RED LAKE- The Red Lake Band of Chippewa Indians said Monday it has purchased property in Minneapolis and plans to build a mixed-use housing development for tribal members in the Twin Cities.

The 37,367 square-foot site is located at the intersection of 17th Avenue South and Cedar Avenue in Minneapolis, a release from the band said. Officials hope to start construction in 2018.

The location is approximately 200 feet from the Franklin Station of the Blue Line, and situated "at the gateway of the American Indian Cultural Corridor, home to the greatest concentration of urban American Indian people in Minnesota."

The band said about 2,100 Red Lake Band members, plus their descendants, live in the Twin Cities area.

The tentative name for the development will be "Mino-bimaadiziwin," which means "living the good life" in Ojibwe.

A purchase price for the property was not disclosed; the area is referred to as the Amble Hardware site. In the release, the Band said the development will features 115 affordable housing units, as well as retail and leisure amenities, and is "designed to be an economically self-sustaining project that will also help address some of the complex needs in the area."

"Our community has deep and historic ties to the Twin Cities and Mino-bimaadiziwin is an

important opportunity to for us to strengthen and benefit all members of the Red Lake Band,"

Red Lake Band of Chippewa Indians Chairman Darrell G. Seki, Sr. said in the release.

There is a critical need for affordable housing in the Twin Cities, particularly among the American Indian community, Seki, Sr. said.

"By providing a self-sustaining source of affordable housing for our people, Mino-bimaadiziwin will also generate revenue for the Band that we plan to reinvest on the reservation."

The property site is also close to existing neighborhood resources, including the American Indian Opportunities Industrialization Center and the Minneapolis American Indian Center, the Band said.

Mino-bimaadiziwin is a joint effort of the Red Lake Economic Development and Planning

Department and the Red Lake Reservation Housing Authority.
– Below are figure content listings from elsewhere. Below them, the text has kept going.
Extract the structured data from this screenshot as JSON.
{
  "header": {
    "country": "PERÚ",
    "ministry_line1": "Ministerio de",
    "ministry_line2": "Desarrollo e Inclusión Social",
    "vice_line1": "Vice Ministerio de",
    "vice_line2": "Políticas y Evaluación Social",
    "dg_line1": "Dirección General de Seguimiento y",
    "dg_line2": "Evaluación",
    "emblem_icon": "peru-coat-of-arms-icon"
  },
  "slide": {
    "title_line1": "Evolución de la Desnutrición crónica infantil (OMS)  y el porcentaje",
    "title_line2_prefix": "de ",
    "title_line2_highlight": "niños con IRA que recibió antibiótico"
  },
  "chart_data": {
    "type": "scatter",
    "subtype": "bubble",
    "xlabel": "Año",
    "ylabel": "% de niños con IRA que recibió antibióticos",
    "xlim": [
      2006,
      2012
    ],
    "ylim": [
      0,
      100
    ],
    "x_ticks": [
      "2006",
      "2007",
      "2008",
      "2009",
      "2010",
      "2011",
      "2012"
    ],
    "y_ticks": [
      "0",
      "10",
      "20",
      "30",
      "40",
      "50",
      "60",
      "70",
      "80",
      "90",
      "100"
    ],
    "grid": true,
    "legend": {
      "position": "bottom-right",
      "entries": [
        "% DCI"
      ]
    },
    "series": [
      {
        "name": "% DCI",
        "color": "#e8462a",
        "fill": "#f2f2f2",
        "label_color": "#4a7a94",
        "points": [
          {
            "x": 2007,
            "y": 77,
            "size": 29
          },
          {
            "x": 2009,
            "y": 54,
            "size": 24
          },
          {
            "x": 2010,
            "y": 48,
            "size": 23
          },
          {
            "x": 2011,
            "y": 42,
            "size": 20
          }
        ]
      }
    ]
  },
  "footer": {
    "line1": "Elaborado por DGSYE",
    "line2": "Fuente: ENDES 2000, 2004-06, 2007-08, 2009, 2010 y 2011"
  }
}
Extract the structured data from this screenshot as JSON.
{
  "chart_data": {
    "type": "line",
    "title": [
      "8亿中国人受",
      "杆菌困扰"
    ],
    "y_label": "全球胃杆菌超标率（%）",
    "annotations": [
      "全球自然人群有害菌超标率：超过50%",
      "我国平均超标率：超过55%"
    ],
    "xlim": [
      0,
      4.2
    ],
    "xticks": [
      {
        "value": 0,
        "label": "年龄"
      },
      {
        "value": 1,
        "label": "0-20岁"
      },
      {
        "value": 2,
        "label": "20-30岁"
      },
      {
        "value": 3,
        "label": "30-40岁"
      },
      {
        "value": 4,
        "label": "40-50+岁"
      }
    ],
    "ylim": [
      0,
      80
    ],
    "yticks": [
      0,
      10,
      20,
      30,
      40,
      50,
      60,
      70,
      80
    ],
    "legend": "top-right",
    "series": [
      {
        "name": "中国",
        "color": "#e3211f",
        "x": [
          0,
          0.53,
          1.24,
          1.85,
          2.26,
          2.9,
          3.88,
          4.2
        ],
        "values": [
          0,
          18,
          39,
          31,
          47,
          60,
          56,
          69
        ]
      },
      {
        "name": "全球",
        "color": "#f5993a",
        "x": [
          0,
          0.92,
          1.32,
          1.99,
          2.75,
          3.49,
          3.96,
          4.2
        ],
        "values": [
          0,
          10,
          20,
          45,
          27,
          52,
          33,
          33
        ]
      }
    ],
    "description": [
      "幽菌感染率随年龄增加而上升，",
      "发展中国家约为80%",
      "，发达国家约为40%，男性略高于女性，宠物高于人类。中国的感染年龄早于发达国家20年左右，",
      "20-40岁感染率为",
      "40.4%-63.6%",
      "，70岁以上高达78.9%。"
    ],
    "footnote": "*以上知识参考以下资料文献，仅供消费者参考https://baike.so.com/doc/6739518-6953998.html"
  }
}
Samuel Strong, the Band's director of economic development, will manage the project.

"The Red Lake Band has developed a national reputation as a tribal housing leader, and we

have long sought a way to extend our affordable housing efforts to our members who reside in

Minneapolis," Strong said in the release. "The vision for Mino-bimaadiziwin is the next step in our journey toward creating a self-sustaining, amenity-rich and family-oriented development that will give our people a sense of pride, belonging and security."

"Redevelopment of the Amble Hardware site has been a long-time goal of the Seward

Neighborhood Group. We are excited about the Mino-bimaadiziwin housing development and

support the efforts of the Red Lake Band of Chippewa Indians," Ashley Freitag, co-president of the Seward Neighborhood Group, said in the release.

While initial concepts for the project has been proposed, the next step for the group is securing

financing for the redevelopment, the Band said.

The band has 5,590 enrolled members living on the Red Lake Reservation and another 6,000 members living outside the reservation.